For 50 years, the DLD has facilitated research advances by creating opportunities to overcome barriers and make breakthroughs on the causes, diagnosis, prevention, and treatment of lung diseases and sleep disorders, said Dr. Gibbons. In the early years, this was coupled with strategic training programs to prepare the researchers for the future.

President’s Symposium: 50 Years of Progress in Pulmonary Science (B13)

9:15-11:15 a.m.


Room D221/D225/D226 (Level 2), KBHCCD

“Even today, DLD takes a multidisciplinary approach to discovering treatments and improving care for patients who have lung diseases and sleep disorders by creating connections between stakeholders and scientists,” he said.

Most key scientific advances in pulmonary health and disease since the DLD’s creation can be seen in lower mortality from neonatal respiratory diseases and acute lung injury, improved survival in patients with cystic fibrosis, new treatments for people with asthma and COPD, and better understanding of health risks for individuals who have sleep apnea, said Dr.
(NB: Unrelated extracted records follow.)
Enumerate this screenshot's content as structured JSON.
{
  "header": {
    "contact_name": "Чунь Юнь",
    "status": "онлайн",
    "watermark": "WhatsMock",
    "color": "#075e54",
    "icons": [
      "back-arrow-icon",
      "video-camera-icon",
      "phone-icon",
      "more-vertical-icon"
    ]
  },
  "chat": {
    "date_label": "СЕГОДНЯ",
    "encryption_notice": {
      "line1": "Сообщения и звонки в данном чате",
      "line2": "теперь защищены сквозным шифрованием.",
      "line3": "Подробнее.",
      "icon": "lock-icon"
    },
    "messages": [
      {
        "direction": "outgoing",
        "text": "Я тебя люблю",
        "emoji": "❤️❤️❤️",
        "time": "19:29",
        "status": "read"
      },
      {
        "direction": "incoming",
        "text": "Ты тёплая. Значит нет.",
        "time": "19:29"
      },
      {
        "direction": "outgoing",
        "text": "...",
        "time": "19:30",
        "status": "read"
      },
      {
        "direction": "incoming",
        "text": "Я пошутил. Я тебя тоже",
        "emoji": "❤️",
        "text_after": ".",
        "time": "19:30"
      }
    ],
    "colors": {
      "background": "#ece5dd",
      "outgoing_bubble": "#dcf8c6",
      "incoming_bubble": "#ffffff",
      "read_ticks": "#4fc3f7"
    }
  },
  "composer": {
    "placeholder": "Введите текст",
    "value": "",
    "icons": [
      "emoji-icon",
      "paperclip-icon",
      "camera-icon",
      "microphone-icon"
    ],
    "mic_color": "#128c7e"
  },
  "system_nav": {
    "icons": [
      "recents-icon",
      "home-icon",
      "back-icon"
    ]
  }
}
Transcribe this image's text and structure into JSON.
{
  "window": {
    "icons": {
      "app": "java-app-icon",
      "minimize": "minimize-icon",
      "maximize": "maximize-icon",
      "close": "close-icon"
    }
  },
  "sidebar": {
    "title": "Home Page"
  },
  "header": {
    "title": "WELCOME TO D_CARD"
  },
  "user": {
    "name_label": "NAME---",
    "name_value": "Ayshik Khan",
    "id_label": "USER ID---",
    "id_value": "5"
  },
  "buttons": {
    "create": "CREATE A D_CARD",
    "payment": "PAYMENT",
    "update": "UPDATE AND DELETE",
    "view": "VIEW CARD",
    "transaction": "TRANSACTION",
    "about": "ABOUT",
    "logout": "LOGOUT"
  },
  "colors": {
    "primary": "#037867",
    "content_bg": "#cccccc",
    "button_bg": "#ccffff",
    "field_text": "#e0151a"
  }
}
Gibbons.

“We have a much greater understanding at a molecular level about the heterogeneity of a disease, positioning us for more tailored, precise treatments with less untoward effects,” he said. “We are hopeful that this greater understanding will create opportunities to detect lung diseases in their earliest stages, before symptom development, and allow us to intervene to prevent disease progression.”

Going forward, the DLD will continue to foster discovery, said Dr. Gibbons. Guided by the NHLBI’s Strategic Vision established in 2016, the DLD has set four strategic priorities: Prevention, Regeneration, Precision Medicine, and Implementation.

Although pulmonary disease remains a major challenge, there are also tremendous future possibilities, including a cure for cystic fibrosis with gene-editing technologies and exciting research in sleep and circadian rhythms, such as discovering how sleep may protect against heart disease,” said Dr. Gibbons “New bioengineering approaches open the real possibility of regenerating or rebuilding a new lung. The DLD is also spearheading an exciting, new asthma network, called PreCISE, to test more advanced, precision approaches to severe asthma management, which could serve as a model for testing precision approaches to the management of other lung diseases.”